Sekretaris Perguruan Tinggi STTKD Wasfan Widodo mengungkapkan seminar nasional dilatarbelakangi dengan kondisi 60% dari total 3.500 peserta didik STTKD merupakan taruni (siswa perempuan). Dalam seminar itu, Ratu Ngayogyakarta Hadiningrat itu akan memberikan materi perihal kesiapan para perempuan alumni STTKD, untuk turut berperan dalam dunia kedirgantaraan, khususnya menyambut New Yogyakarta International Airport (NYIA).

"Kami mengharap motivasi dari GKR Hemas, agar mereka [peserta didik] jangan pesimistis," kata dia, Kamis (28/3/2019).

Dipilihnya GKR Hemas sebagai pembicara, karena dia merupakan perempuan yang aktif dalam berkarier sekaligus merupakan Ratu Jogja. Lewat pengalaman yang dimiliki, akademisi menilai ia bisa memberikan wacana tepat tentang menghadapi masa depan.

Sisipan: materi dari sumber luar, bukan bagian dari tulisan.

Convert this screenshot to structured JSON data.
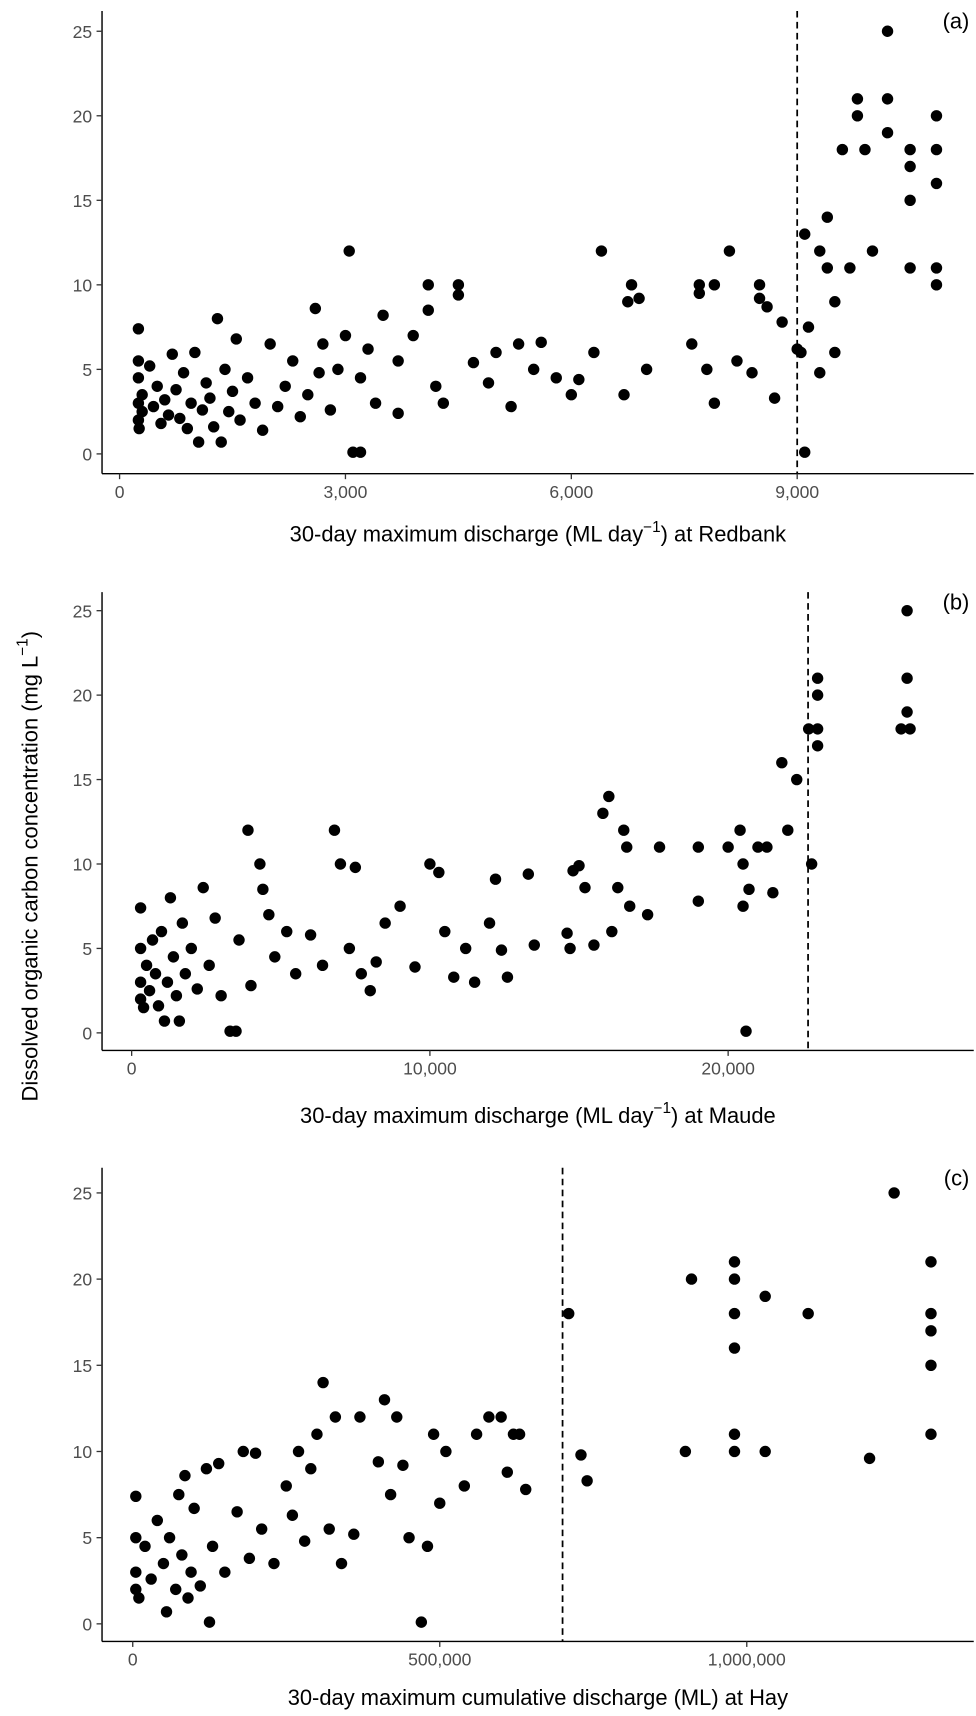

Selain seminar nasional, Dies Natalis yang mengusung tema 24 Tahun, STTKD Siap Menghadapi Era Revolusi Industri 4.0 di Bidang Kedirgantaraan itu, diisi pula dengan sejumlah rangkaian seperti cerdas cermat SMA, lomba salawat, jalan sehat bersama warga sekitar kampus dan lainnya.

Menurut Wasfan, dalam menyambut NYIA di Kulonprogo, STTKD tidak membuka kelas khusus kedirgantaraan di Kabupaten Kulonprogo. Namun sedikitnya ada 20 siswa terbaik Kulonprogo, menempuh pendidikan di STTKD.

”Tentunya, setelah mereka lolos seleksi yang dilakukan pemerintah kabupaten setempat. Mereka berada di jurusan ground handling, manajemen transportasi, manajemen transportasi udara,” kata dia.

Disinggung terkait evaluasi menyambut Dies Natalis, Wasfan mengatakan STTKD secara bertahap terus mengevaluasi kualitas pendidikan dan kuantitas peserta didik. Ia menyatakan seiring waktu berjalan, peminat STTKD terus meningkat signifikan. Pada 2017, terjadi peningkatan jumlah taruna-taruni pendaftar mencapai 50% dibanding tahun sebelumnya. Pada 2018, ada 1.318 peserta diterima dari jumlah pendaftar mencapai 6.000 orang.

"Selain adanya NYIA, pemerintah terus meng-upgrade bandar udara di Indonesia dan meningkatkan statusnya, terutama yang berada di luar Jawa. Sehingga menjadi peluang bagi para alumni, karena bandar udara membutuhkan lulusan yang minimal setara lulusan STTKD," jelas dia.

Dari sisi kualitas, STTKD akan menambah dua program studi baru dan dalam jangka panjang secara bertahap mengubah lembaga menjadi universitas. Sejak sekarang, STTKD terus bebenah diri untuk mengembangkan kualitas belajar mengajar di internal, penambahan ruang, penambahan fasilitas belajar untuk menyambut datangnya peserta didik baru.